Fiqih dalam Perspektif Filsafat Ilmu: Hakikat dan Objek Ilmu Fiqih
Abstract
Every Muslim is aware and at the same time believes that all the activities of his life in his capacity as a creature of Allah certainly will not be separated from the signs of shari'ah. There are norms that regulate and bind every activity carried out along with the legal consequences.

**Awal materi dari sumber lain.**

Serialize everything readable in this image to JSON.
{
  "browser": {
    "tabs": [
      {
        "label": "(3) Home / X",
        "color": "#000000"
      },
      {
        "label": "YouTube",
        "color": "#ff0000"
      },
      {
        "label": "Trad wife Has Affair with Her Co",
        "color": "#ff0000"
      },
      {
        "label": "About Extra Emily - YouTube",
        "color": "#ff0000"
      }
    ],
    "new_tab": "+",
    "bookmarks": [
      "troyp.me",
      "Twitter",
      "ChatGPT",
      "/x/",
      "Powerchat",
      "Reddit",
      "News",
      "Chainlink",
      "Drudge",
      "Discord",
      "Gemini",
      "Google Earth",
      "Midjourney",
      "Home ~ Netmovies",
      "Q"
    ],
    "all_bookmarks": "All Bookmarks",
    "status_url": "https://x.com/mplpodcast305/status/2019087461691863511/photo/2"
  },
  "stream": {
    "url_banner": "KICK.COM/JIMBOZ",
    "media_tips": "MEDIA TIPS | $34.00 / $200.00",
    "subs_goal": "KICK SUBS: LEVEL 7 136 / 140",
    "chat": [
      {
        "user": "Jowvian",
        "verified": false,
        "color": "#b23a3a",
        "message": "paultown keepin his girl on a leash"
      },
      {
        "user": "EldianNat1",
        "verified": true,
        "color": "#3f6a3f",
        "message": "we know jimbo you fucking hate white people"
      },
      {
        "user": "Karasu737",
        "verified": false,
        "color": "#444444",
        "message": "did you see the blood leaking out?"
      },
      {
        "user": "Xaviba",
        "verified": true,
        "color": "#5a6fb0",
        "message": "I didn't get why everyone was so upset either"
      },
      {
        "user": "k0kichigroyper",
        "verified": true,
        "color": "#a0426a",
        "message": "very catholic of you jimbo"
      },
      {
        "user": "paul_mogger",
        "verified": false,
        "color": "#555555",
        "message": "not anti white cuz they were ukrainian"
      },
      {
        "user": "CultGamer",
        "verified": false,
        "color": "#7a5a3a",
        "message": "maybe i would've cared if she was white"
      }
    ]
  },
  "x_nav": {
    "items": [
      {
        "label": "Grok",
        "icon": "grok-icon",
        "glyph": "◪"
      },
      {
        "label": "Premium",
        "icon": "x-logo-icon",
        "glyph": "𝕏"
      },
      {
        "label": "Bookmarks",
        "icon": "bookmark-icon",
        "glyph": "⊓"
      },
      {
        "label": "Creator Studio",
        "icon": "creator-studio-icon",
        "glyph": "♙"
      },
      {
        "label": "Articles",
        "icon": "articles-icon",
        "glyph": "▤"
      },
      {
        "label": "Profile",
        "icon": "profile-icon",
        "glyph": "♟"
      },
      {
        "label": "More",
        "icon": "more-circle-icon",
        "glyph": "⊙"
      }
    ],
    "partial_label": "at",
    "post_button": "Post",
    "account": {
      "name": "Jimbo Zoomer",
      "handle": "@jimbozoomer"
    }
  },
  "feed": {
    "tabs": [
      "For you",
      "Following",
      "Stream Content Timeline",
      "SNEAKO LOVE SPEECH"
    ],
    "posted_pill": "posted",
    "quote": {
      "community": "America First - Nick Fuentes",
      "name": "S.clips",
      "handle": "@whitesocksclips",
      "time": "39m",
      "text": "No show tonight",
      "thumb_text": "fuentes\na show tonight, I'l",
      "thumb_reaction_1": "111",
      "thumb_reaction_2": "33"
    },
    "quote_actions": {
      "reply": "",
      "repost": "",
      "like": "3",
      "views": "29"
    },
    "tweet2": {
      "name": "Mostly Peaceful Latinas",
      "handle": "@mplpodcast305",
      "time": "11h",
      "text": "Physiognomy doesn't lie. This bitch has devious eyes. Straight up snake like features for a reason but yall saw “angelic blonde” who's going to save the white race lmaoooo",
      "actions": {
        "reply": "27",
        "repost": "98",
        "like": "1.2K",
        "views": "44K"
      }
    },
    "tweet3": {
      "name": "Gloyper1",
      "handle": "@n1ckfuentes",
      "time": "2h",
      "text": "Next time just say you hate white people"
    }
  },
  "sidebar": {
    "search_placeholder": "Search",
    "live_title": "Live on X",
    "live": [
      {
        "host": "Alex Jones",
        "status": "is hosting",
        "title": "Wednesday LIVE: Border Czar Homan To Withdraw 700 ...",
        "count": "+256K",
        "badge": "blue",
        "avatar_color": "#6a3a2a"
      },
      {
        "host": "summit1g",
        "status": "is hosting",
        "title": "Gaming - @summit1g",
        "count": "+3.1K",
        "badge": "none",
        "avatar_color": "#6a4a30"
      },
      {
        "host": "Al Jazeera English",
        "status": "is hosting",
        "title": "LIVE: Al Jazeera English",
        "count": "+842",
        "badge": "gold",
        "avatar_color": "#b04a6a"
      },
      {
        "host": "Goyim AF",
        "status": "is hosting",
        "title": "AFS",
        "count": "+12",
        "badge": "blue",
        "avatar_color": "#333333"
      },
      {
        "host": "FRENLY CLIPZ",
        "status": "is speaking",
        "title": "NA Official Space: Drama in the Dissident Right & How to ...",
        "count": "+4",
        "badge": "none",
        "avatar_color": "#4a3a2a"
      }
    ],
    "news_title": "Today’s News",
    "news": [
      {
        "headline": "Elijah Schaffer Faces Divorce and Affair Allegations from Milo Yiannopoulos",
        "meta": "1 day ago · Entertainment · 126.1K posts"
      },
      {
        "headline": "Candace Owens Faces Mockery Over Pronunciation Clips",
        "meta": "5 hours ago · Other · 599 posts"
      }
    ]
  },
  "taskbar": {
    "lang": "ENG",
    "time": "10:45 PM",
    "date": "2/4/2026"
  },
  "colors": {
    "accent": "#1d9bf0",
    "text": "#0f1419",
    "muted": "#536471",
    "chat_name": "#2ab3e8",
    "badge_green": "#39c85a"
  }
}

This rule or norm is commonly referred to as jurisprudence. Fiqh with this meaning is the fiqh that we find in religious practices or Muslim activities every day. But there is one anxiety when jurisprudence is read with academic glasses that require scientific empiricism. This is important to answer in order to provide proof of "jurisprudence as a science" so that jurisprudence is not seen only as ijtihadiyyah products by the sciences developing in the West. This also reinforces that all Islamic education can be used as a reference in living life in the theocentric, anthropocentric and cosmocentric dimensions of every Muslim. Setiap muslim tentunya sadar dan sekaligus percaya bahwa seluruh aktifitas kehidupannya dalam kapasitasnya sebagai makhluk Allah tentunya tidak akan lepas dari rambu-rambu syari’at. Ada norma yang mengatur dan mengikat setiap kegiatan yang dilakukan berikut konsekuensi hukumnya. Aturan atau norma ini biasa disebut dengan fiqih. Fiqih dengan makna tersebut merupakan fiqih yang banyak kita temukan dalam praktik-praktik ibadah atau aktifitas muslim setiap harinya. Namun ada satu kegelisahan ketika fiqih dibaca dengan kaca mata akademik yang mensyaratkan empiris keilmuan. Hal ini penting untuk dijawab dalam rangka memberikan pembuktian “fiqih sebagai ilmu” agar fiqih tidak dipandang hanya sebagai produk-produk ijtihadiyyah oleh ilmu-ilmu yang berkembang di Barat. Hal ini juga semakin meneguhkan bahwa semua ilmu pendidikan Islam dapat dijadikan sebagai rujukan dalam menjalani kehidupan dalam dimensi teosentris, antroposentris dan kosmosentris setiap umat Islam.